Again, there’s a lot of information there. But despite that volume, it is still incomplete and missing some context, including:

• The referendum is being promoted as a cost of $20 a month for the owner of a $200K home. That same home right now is being charged about $70 a month, equating the levy then to a 24 percent increase in school taxes.

• According to figures maintained by the state education department, which are available from 2014-2021, Marshall’s enrollment has increased about 11 percent.

• While 2021’s enrollment is up 11 percent, spending per student has increased 30 percent from $9,752 to $12,501.

• Adjusted for inflation as of 2021, that $9,752 becomes $11,227.

• Adjusted for inflation as of today, that $9,752 becomes $12,227.

As with any business, payroll is the greatest expense driver for the school district, so if cuts need to be made, the most significant ones will come there. Does Marshall have a lot of staff, and especially support staff compared to other districts? Probably. Does Marshall have a need for those extra support staff because there are more students today than ever before with additional needs? Without a doubt. And are we seeing results for the money we are currently investing?

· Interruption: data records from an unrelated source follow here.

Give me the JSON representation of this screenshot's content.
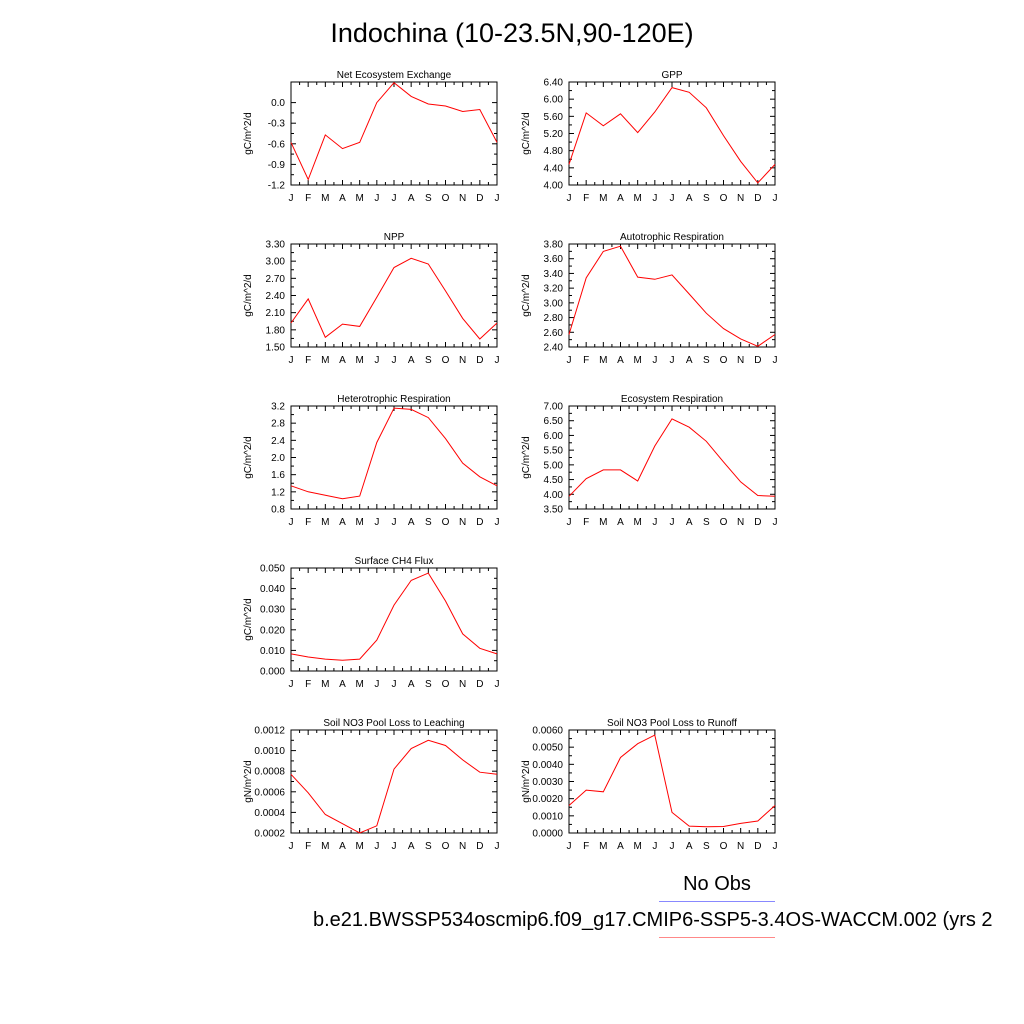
{
  "page_title": "Indochina (10-23.5N,90-120E)",
  "month_labels": [
    "J",
    "F",
    "M",
    "A",
    "M",
    "J",
    "J",
    "A",
    "S",
    "O",
    "N",
    "D",
    "J"
  ],
  "legend": {
    "obs_label": "No Obs",
    "case_label": "b.e21.BWSSP534oscmip6.f09_g17.CMIP6-SSP5-3.4OS-WACCM.002 (yrs 2",
    "obs_color": "#8888ff",
    "case_color": "#ff8888"
  },
  "line_color": "#ff0000",
  "chart_data": [
    {
      "type": "line",
      "title": "Net Ecosystem Exchange",
      "ylabel": "gC/m^2/d",
      "ylim": [
        -1.2,
        0.3
      ],
      "yticks": [
        "-1.2",
        "-0.9",
        "-0.6",
        "-0.3",
        "0.0"
      ],
      "yticks_values": [
        -1.2,
        -0.9,
        -0.6,
        -0.3,
        0.0
      ],
      "values": [
        -0.58,
        -1.12,
        -0.47,
        -0.67,
        -0.58,
        0.0,
        0.29,
        0.09,
        -0.02,
        -0.05,
        -0.13,
        -0.1,
        -0.58
      ]
    },
    {
      "type": "line",
      "title": "GPP",
      "ylabel": "gC/m^2/d",
      "ylim": [
        4.0,
        6.4
      ],
      "yticks": [
        "4.00",
        "4.40",
        "4.80",
        "5.20",
        "5.60",
        "6.00",
        "6.40"
      ],
      "yticks_values": [
        4.0,
        4.4,
        4.8,
        5.2,
        5.6,
        6.0,
        6.4
      ],
      "values": [
        4.48,
        5.68,
        5.38,
        5.66,
        5.22,
        5.7,
        6.27,
        6.16,
        5.8,
        5.15,
        4.55,
        4.05,
        4.48
      ]
    },
    {
      "type": "line",
      "title": "NPP",
      "ylabel": "gC/m^2/d",
      "ylim": [
        1.5,
        3.3
      ],
      "yticks": [
        "1.50",
        "1.80",
        "2.10",
        "2.40",
        "2.70",
        "3.00",
        "3.30"
      ],
      "yticks_values": [
        1.5,
        1.8,
        2.1,
        2.4,
        2.7,
        3.0,
        3.3
      ],
      "values": [
        1.92,
        2.34,
        1.67,
        1.9,
        1.86,
        2.37,
        2.89,
        3.05,
        2.95,
        2.48,
        2.0,
        1.64,
        1.92
      ]
    },
    {
      "type": "line",
      "title": "Autotrophic Respiration",
      "ylabel": "gC/m^2/d",
      "ylim": [
        2.4,
        3.8
      ],
      "yticks": [
        "2.40",
        "2.60",
        "2.80",
        "3.00",
        "3.20",
        "3.40",
        "3.60",
        "3.80"
      ],
      "yticks_values": [
        2.4,
        2.6,
        2.8,
        3.0,
        3.2,
        3.4,
        3.6,
        3.8
      ],
      "values": [
        2.57,
        3.34,
        3.7,
        3.77,
        3.35,
        3.32,
        3.38,
        3.12,
        2.86,
        2.65,
        2.51,
        2.41,
        2.57
      ]
    },
    {
      "type": "line",
      "title": "Heterotrophic Respiration",
      "ylabel": "gC/m^2/d",
      "ylim": [
        0.8,
        3.2
      ],
      "yticks": [
        "0.8",
        "1.2",
        "1.6",
        "2.0",
        "2.4",
        "2.8",
        "3.2"
      ],
      "yticks_values": [
        0.8,
        1.2,
        1.6,
        2.0,
        2.4,
        2.8,
        3.2
      ],
      "values": [
        1.34,
        1.2,
        1.12,
        1.04,
        1.1,
        2.35,
        3.15,
        3.12,
        2.93,
        2.44,
        1.87,
        1.55,
        1.34
      ]
    },
    {
      "type": "line",
      "title": "Ecosystem Respiration",
      "ylabel": "gC/m^2/d",
      "ylim": [
        3.5,
        7.0
      ],
      "yticks": [
        "3.50",
        "4.00",
        "4.50",
        "5.00",
        "5.50",
        "6.00",
        "6.50",
        "7.00"
      ],
      "yticks_values": [
        3.5,
        4.0,
        4.5,
        5.0,
        5.5,
        6.0,
        6.5,
        7.0
      ],
      "values": [
        3.93,
        4.53,
        4.83,
        4.83,
        4.45,
        5.64,
        6.56,
        6.28,
        5.8,
        5.1,
        4.42,
        3.96,
        3.93
      ]
    },
    {
      "type": "line",
      "title": "Surface CH4 Flux",
      "ylabel": "gC/m^2/d",
      "ylim": [
        0.0,
        0.05
      ],
      "yticks": [
        "0.000",
        "0.010",
        "0.020",
        "0.030",
        "0.040",
        "0.050"
      ],
      "yticks_values": [
        0.0,
        0.01,
        0.02,
        0.03,
        0.04,
        0.05
      ],
      "values": [
        0.0083,
        0.0068,
        0.0058,
        0.0052,
        0.0058,
        0.015,
        0.032,
        0.044,
        0.0475,
        0.034,
        0.018,
        0.011,
        0.0083
      ]
    },
    null,
    {
      "type": "line",
      "title": "Soil NO3 Pool Loss to Leaching",
      "ylabel": "gN/m^2/d",
      "ylim": [
        0.0002,
        0.0012
      ],
      "yticks": [
        "0.0002",
        "0.0004",
        "0.0006",
        "0.0008",
        "0.0010",
        "0.0012"
      ],
      "yticks_values": [
        0.0002,
        0.0004,
        0.0006,
        0.0008,
        0.001,
        0.0012
      ],
      "values": [
        0.00077,
        0.00059,
        0.00038,
        0.00029,
        0.0002,
        0.00027,
        0.00082,
        0.00102,
        0.0011,
        0.00105,
        0.00091,
        0.00079,
        0.00077
      ]
    },
    {
      "type": "line",
      "title": "Soil NO3 Pool Loss to Runoff",
      "ylabel": "gN/m^2/d",
      "ylim": [
        0.0,
        0.006
      ],
      "yticks": [
        "0.0000",
        "0.0010",
        "0.0020",
        "0.0030",
        "0.0040",
        "0.0050",
        "0.0060"
      ],
      "yticks_values": [
        0.0,
        0.001,
        0.002,
        0.003,
        0.004,
        0.005,
        0.006
      ],
      "values": [
        0.0016,
        0.0025,
        0.0024,
        0.0044,
        0.0052,
        0.0057,
        0.0012,
        0.0004,
        0.00036,
        0.00038,
        0.00056,
        0.0007,
        0.0016
      ]
    }
  ]
}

Considering Marshall schools are ranked in the top third in the state for standardized testing despite ranking as one of the most culturally diverse student bodies in the state, the answer is also definitely yes.

With that said, considering the financial strains everyone is facing, is now the right time to be asking for such a large increase to the tune of 24 percent? Is this the right time to be buying more security cameras, software, and “invest(ing) in academic coaches, parent-student connectors, nursing aids and intervention support staff,” as indicated by the tigerstomorrow website?

As previously stated, these are difficult decisions, and ultimately, one each voter will have to make individually. We at The Independent aren’t going to tell you how to vote.

There’s a lot of logical, financial reasons to support the levy, along with a general desire to continue to do what’s best for our children.

But on the flip side, there should be no shame in voting against it as whether you label it as $20 a month, or $240 a year, or a 24 percent increase, the amount is significant. And this isn’t a dire situation where Marshall’s on life support and this bond’s failure could lead to drastic measures. Again, comparatively speaking, local taxes make up a small piece of the funding pie for the school district.

Regardless though, Marshall voters have a long history of supporting the school, generally speaking, and probably will again Tuesday, making up for where the state fails us. Hopefully, they will be equally discerning when it comes to electing those state leaders, and start demanding more accountability from them relating to education funding in the future.